Simple ETL generation series – an overview
I am starting a new series of articles to showcase how you can setup your own simple ETL generation / automation approach. The idea is to use the TEAM metadata for this, but it is perfectly possible to use any other source of metadata as well of course.
These (working) examples should not be seen to replace commercial tools and frameworks. The posts aim to explain how ETL generation works, how it can be implemented and what to keep in mind either to continue down the DIY path, or to assist in evaluation of available software.
My view is that getting familiar with ETL generation mechanisms is worthwhile either way; to understand how the templates and patterns work.
Publishing the available examples and documentation on this blog could also help the various open source initiatives by applying some better standards in the parameter and variable names, so these can be consistently used in the templates.
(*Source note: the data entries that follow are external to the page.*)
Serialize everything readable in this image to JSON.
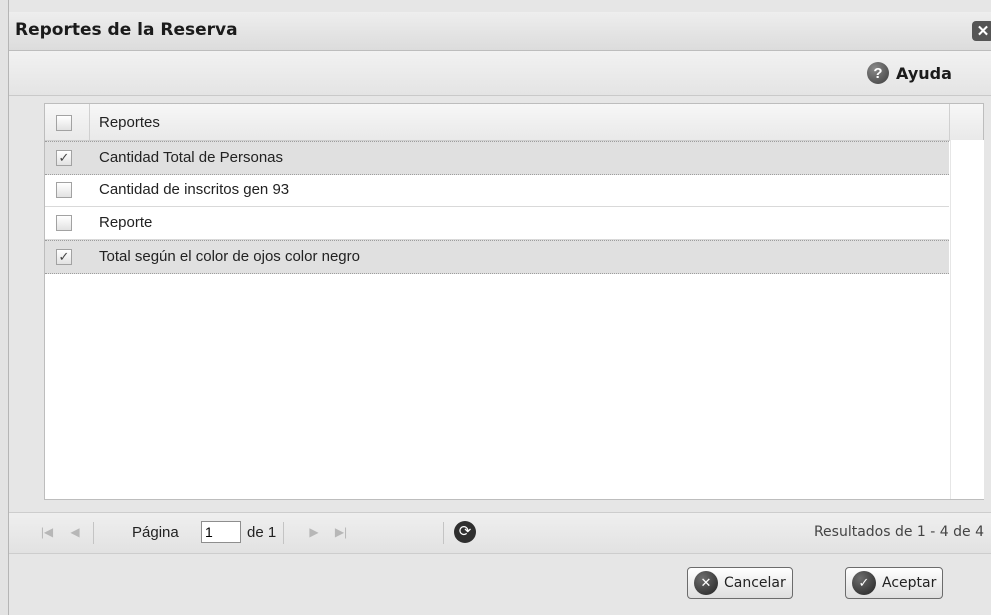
{
  "window": {
    "title": "Reportes de la Reserva",
    "close_glyph": "✕"
  },
  "toolbar": {
    "help_label": "Ayuda",
    "help_icon": "help-icon"
  },
  "grid": {
    "header_label": "Reportes",
    "rows": [
      {
        "label": "Cantidad Total de Personas",
        "checked": true
      },
      {
        "label": "Cantidad de inscritos gen 93",
        "checked": false
      },
      {
        "label": "Reporte",
        "checked": false
      },
      {
        "label": "Total según el color de ojos color negro",
        "checked": true
      }
    ]
  },
  "pager": {
    "page_label": "Página",
    "page_value": "1",
    "of_label": "de 1",
    "results_text": "Resultados de 1 - 4 de 4"
  },
  "footer": {
    "cancel_label": "Cancelar",
    "accept_label": "Aceptar"
  },
  "colors": {
    "accent": "#4a4a4a",
    "selected_row": "#e0e0e0"
  }
}
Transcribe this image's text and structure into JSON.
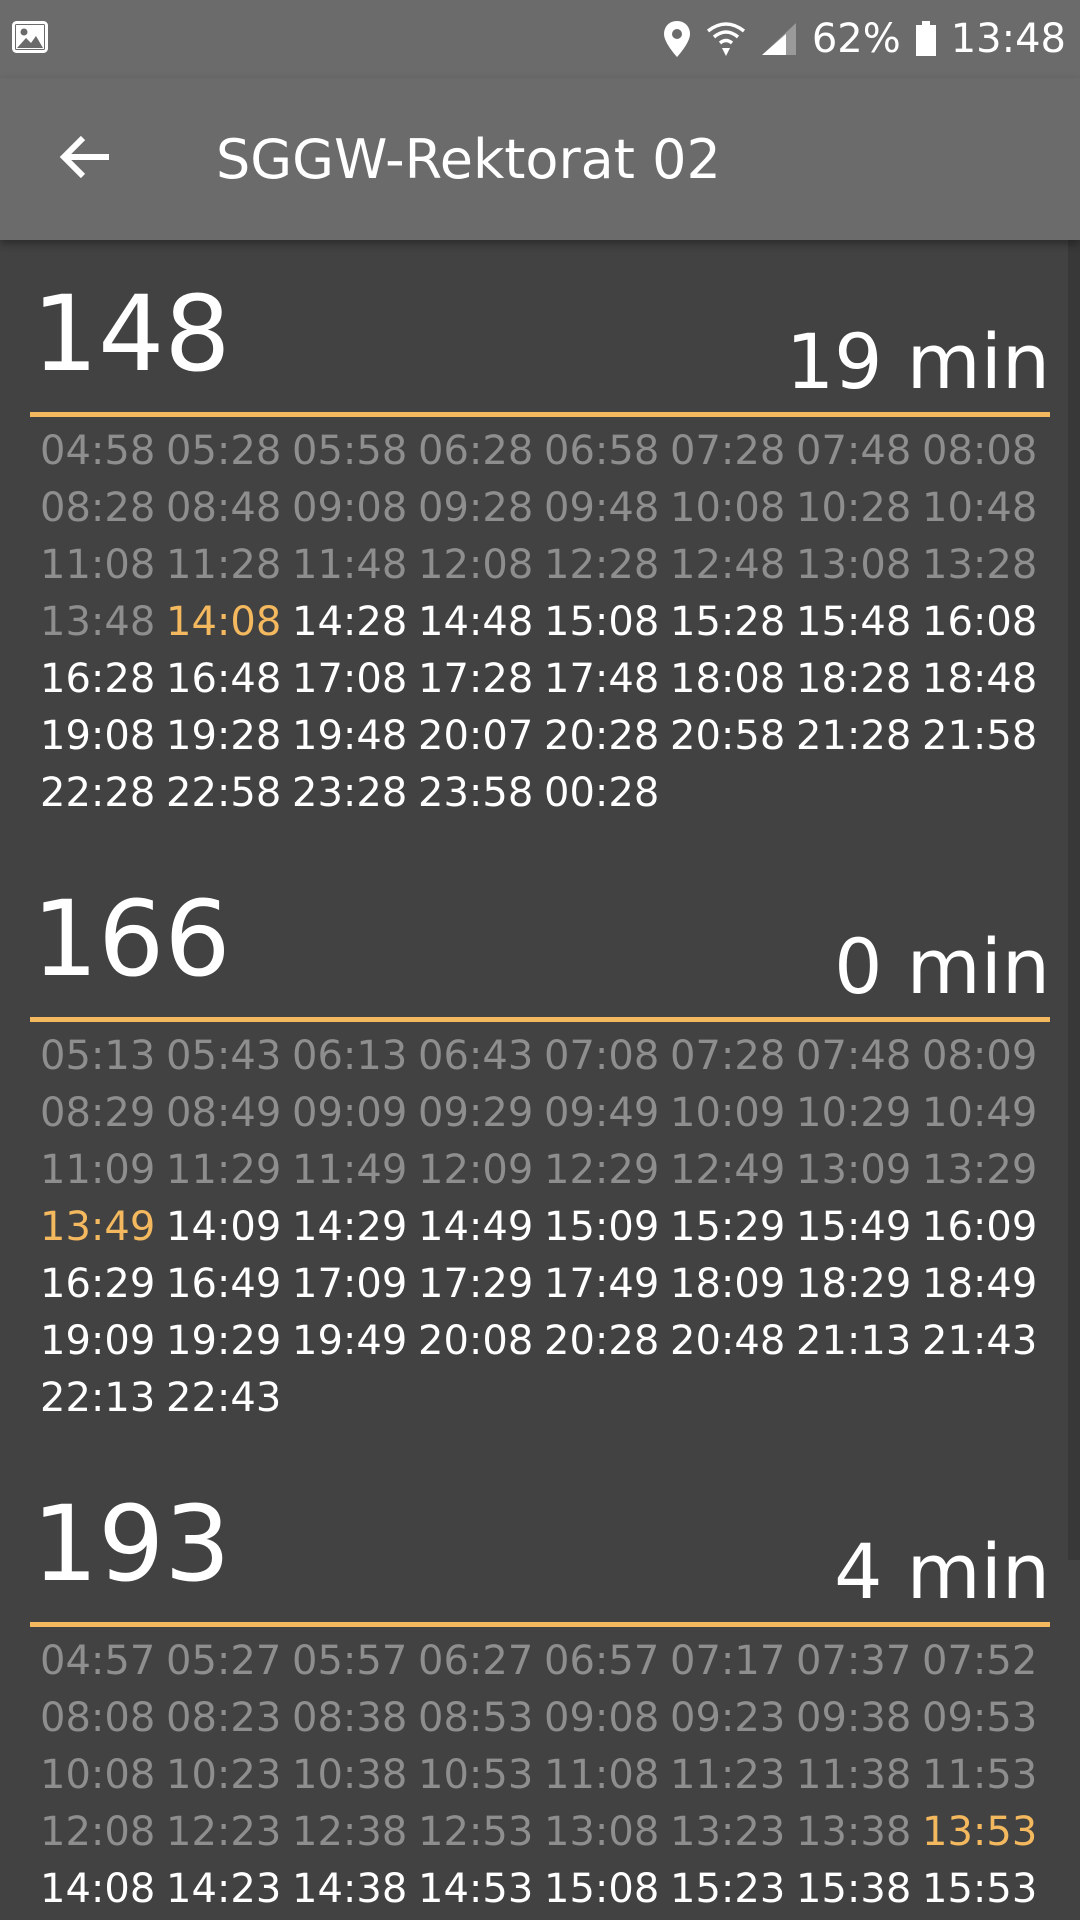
{
  "status_bar": {
    "battery": "62%",
    "time": "13:48",
    "icons": [
      "gallery-icon",
      "location-icon",
      "wifi-icon",
      "signal-icon",
      "battery-icon"
    ]
  },
  "app_bar": {
    "title": "SGGW-Rektorat 02",
    "back_icon": "back-arrow-icon"
  },
  "colors": {
    "accent": "#f4b95e",
    "background": "#424242",
    "toolbar": "#6b6b6b",
    "past_time": "#8e8e8e",
    "upcoming_time": "#ffffff"
  },
  "lines": [
    {
      "number": "148",
      "eta": "19 min",
      "times": [
        {
          "t": "04:58",
          "s": "past"
        },
        {
          "t": "05:28",
          "s": "past"
        },
        {
          "t": "05:58",
          "s": "past"
        },
        {
          "t": "06:28",
          "s": "past"
        },
        {
          "t": "06:58",
          "s": "past"
        },
        {
          "t": "07:28",
          "s": "past"
        },
        {
          "t": "07:48",
          "s": "past"
        },
        {
          "t": "08:08",
          "s": "past"
        },
        {
          "t": "08:28",
          "s": "past"
        },
        {
          "t": "08:48",
          "s": "past"
        },
        {
          "t": "09:08",
          "s": "past"
        },
        {
          "t": "09:28",
          "s": "past"
        },
        {
          "t": "09:48",
          "s": "past"
        },
        {
          "t": "10:08",
          "s": "past"
        },
        {
          "t": "10:28",
          "s": "past"
        },
        {
          "t": "10:48",
          "s": "past"
        },
        {
          "t": "11:08",
          "s": "past"
        },
        {
          "t": "11:28",
          "s": "past"
        },
        {
          "t": "11:48",
          "s": "past"
        },
        {
          "t": "12:08",
          "s": "past"
        },
        {
          "t": "12:28",
          "s": "past"
        },
        {
          "t": "12:48",
          "s": "past"
        },
        {
          "t": "13:08",
          "s": "past"
        },
        {
          "t": "13:28",
          "s": "past"
        },
        {
          "t": "13:48",
          "s": "past"
        },
        {
          "t": "14:08",
          "s": "next"
        },
        {
          "t": "14:28",
          "s": "upcoming"
        },
        {
          "t": "14:48",
          "s": "upcoming"
        },
        {
          "t": "15:08",
          "s": "upcoming"
        },
        {
          "t": "15:28",
          "s": "upcoming"
        },
        {
          "t": "15:48",
          "s": "upcoming"
        },
        {
          "t": "16:08",
          "s": "upcoming"
        },
        {
          "t": "16:28",
          "s": "upcoming"
        },
        {
          "t": "16:48",
          "s": "upcoming"
        },
        {
          "t": "17:08",
          "s": "upcoming"
        },
        {
          "t": "17:28",
          "s": "upcoming"
        },
        {
          "t": "17:48",
          "s": "upcoming"
        },
        {
          "t": "18:08",
          "s": "upcoming"
        },
        {
          "t": "18:28",
          "s": "upcoming"
        },
        {
          "t": "18:48",
          "s": "upcoming"
        },
        {
          "t": "19:08",
          "s": "upcoming"
        },
        {
          "t": "19:28",
          "s": "upcoming"
        },
        {
          "t": "19:48",
          "s": "upcoming"
        },
        {
          "t": "20:07",
          "s": "upcoming"
        },
        {
          "t": "20:28",
          "s": "upcoming"
        },
        {
          "t": "20:58",
          "s": "upcoming"
        },
        {
          "t": "21:28",
          "s": "upcoming"
        },
        {
          "t": "21:58",
          "s": "upcoming"
        },
        {
          "t": "22:28",
          "s": "upcoming"
        },
        {
          "t": "22:58",
          "s": "upcoming"
        },
        {
          "t": "23:28",
          "s": "upcoming"
        },
        {
          "t": "23:58",
          "s": "upcoming"
        },
        {
          "t": "00:28",
          "s": "upcoming"
        }
      ]
    },
    {
      "number": "166",
      "eta": "0 min",
      "times": [
        {
          "t": "05:13",
          "s": "past"
        },
        {
          "t": "05:43",
          "s": "past"
        },
        {
          "t": "06:13",
          "s": "past"
        },
        {
          "t": "06:43",
          "s": "past"
        },
        {
          "t": "07:08",
          "s": "past"
        },
        {
          "t": "07:28",
          "s": "past"
        },
        {
          "t": "07:48",
          "s": "past"
        },
        {
          "t": "08:09",
          "s": "past"
        },
        {
          "t": "08:29",
          "s": "past"
        },
        {
          "t": "08:49",
          "s": "past"
        },
        {
          "t": "09:09",
          "s": "past"
        },
        {
          "t": "09:29",
          "s": "past"
        },
        {
          "t": "09:49",
          "s": "past"
        },
        {
          "t": "10:09",
          "s": "past"
        },
        {
          "t": "10:29",
          "s": "past"
        },
        {
          "t": "10:49",
          "s": "past"
        },
        {
          "t": "11:09",
          "s": "past"
        },
        {
          "t": "11:29",
          "s": "past"
        },
        {
          "t": "11:49",
          "s": "past"
        },
        {
          "t": "12:09",
          "s": "past"
        },
        {
          "t": "12:29",
          "s": "past"
        },
        {
          "t": "12:49",
          "s": "past"
        },
        {
          "t": "13:09",
          "s": "past"
        },
        {
          "t": "13:29",
          "s": "past"
        },
        {
          "t": "13:49",
          "s": "next"
        },
        {
          "t": "14:09",
          "s": "upcoming"
        },
        {
          "t": "14:29",
          "s": "upcoming"
        },
        {
          "t": "14:49",
          "s": "upcoming"
        },
        {
          "t": "15:09",
          "s": "upcoming"
        },
        {
          "t": "15:29",
          "s": "upcoming"
        },
        {
          "t": "15:49",
          "s": "upcoming"
        },
        {
          "t": "16:09",
          "s": "upcoming"
        },
        {
          "t": "16:29",
          "s": "upcoming"
        },
        {
          "t": "16:49",
          "s": "upcoming"
        },
        {
          "t": "17:09",
          "s": "upcoming"
        },
        {
          "t": "17:29",
          "s": "upcoming"
        },
        {
          "t": "17:49",
          "s": "upcoming"
        },
        {
          "t": "18:09",
          "s": "upcoming"
        },
        {
          "t": "18:29",
          "s": "upcoming"
        },
        {
          "t": "18:49",
          "s": "upcoming"
        },
        {
          "t": "19:09",
          "s": "upcoming"
        },
        {
          "t": "19:29",
          "s": "upcoming"
        },
        {
          "t": "19:49",
          "s": "upcoming"
        },
        {
          "t": "20:08",
          "s": "upcoming"
        },
        {
          "t": "20:28",
          "s": "upcoming"
        },
        {
          "t": "20:48",
          "s": "upcoming"
        },
        {
          "t": "21:13",
          "s": "upcoming"
        },
        {
          "t": "21:43",
          "s": "upcoming"
        },
        {
          "t": "22:13",
          "s": "upcoming"
        },
        {
          "t": "22:43",
          "s": "upcoming"
        }
      ]
    },
    {
      "number": "193",
      "eta": "4 min",
      "times": [
        {
          "t": "04:57",
          "s": "past"
        },
        {
          "t": "05:27",
          "s": "past"
        },
        {
          "t": "05:57",
          "s": "past"
        },
        {
          "t": "06:27",
          "s": "past"
        },
        {
          "t": "06:57",
          "s": "past"
        },
        {
          "t": "07:17",
          "s": "past"
        },
        {
          "t": "07:37",
          "s": "past"
        },
        {
          "t": "07:52",
          "s": "past"
        },
        {
          "t": "08:08",
          "s": "past"
        },
        {
          "t": "08:23",
          "s": "past"
        },
        {
          "t": "08:38",
          "s": "past"
        },
        {
          "t": "08:53",
          "s": "past"
        },
        {
          "t": "09:08",
          "s": "past"
        },
        {
          "t": "09:23",
          "s": "past"
        },
        {
          "t": "09:38",
          "s": "past"
        },
        {
          "t": "09:53",
          "s": "past"
        },
        {
          "t": "10:08",
          "s": "past"
        },
        {
          "t": "10:23",
          "s": "past"
        },
        {
          "t": "10:38",
          "s": "past"
        },
        {
          "t": "10:53",
          "s": "past"
        },
        {
          "t": "11:08",
          "s": "past"
        },
        {
          "t": "11:23",
          "s": "past"
        },
        {
          "t": "11:38",
          "s": "past"
        },
        {
          "t": "11:53",
          "s": "past"
        },
        {
          "t": "12:08",
          "s": "past"
        },
        {
          "t": "12:23",
          "s": "past"
        },
        {
          "t": "12:38",
          "s": "past"
        },
        {
          "t": "12:53",
          "s": "past"
        },
        {
          "t": "13:08",
          "s": "past"
        },
        {
          "t": "13:23",
          "s": "past"
        },
        {
          "t": "13:38",
          "s": "past"
        },
        {
          "t": "13:53",
          "s": "next"
        },
        {
          "t": "14:08",
          "s": "upcoming"
        },
        {
          "t": "14:23",
          "s": "upcoming"
        },
        {
          "t": "14:38",
          "s": "upcoming"
        },
        {
          "t": "14:53",
          "s": "upcoming"
        },
        {
          "t": "15:08",
          "s": "upcoming"
        },
        {
          "t": "15:23",
          "s": "upcoming"
        },
        {
          "t": "15:38",
          "s": "upcoming"
        },
        {
          "t": "15:53",
          "s": "upcoming"
        }
      ]
    }
  ]
}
The examples are predominantly created in SQL, which allows simple scripts most people can run using SQL Server Management Studio. I will also post some other examples using common templating engines which allow for a far greater degree of customisation (but require different coding skills).
For documentation I have used the Business Activity Diagram notation using draw.io. The result is a set of process-flows that display the iteration through metadata sets and the evaluations performed – to get the required variable presented back on the screen (via the templating engines).
The following topics are planned to be published in the next few weeks;
- Data Vault Hubs (SQL)
- Data Vault Hubs (alternative / C#)
- Data Vault Links
- Data Vault Satellites and Link-Satellites
- Point-In-Time, Dimensions and other related (joined) historised data sets
I have setup a new section in the site menu as well to capture this progressively when the relevant posts are released: the simple automation series.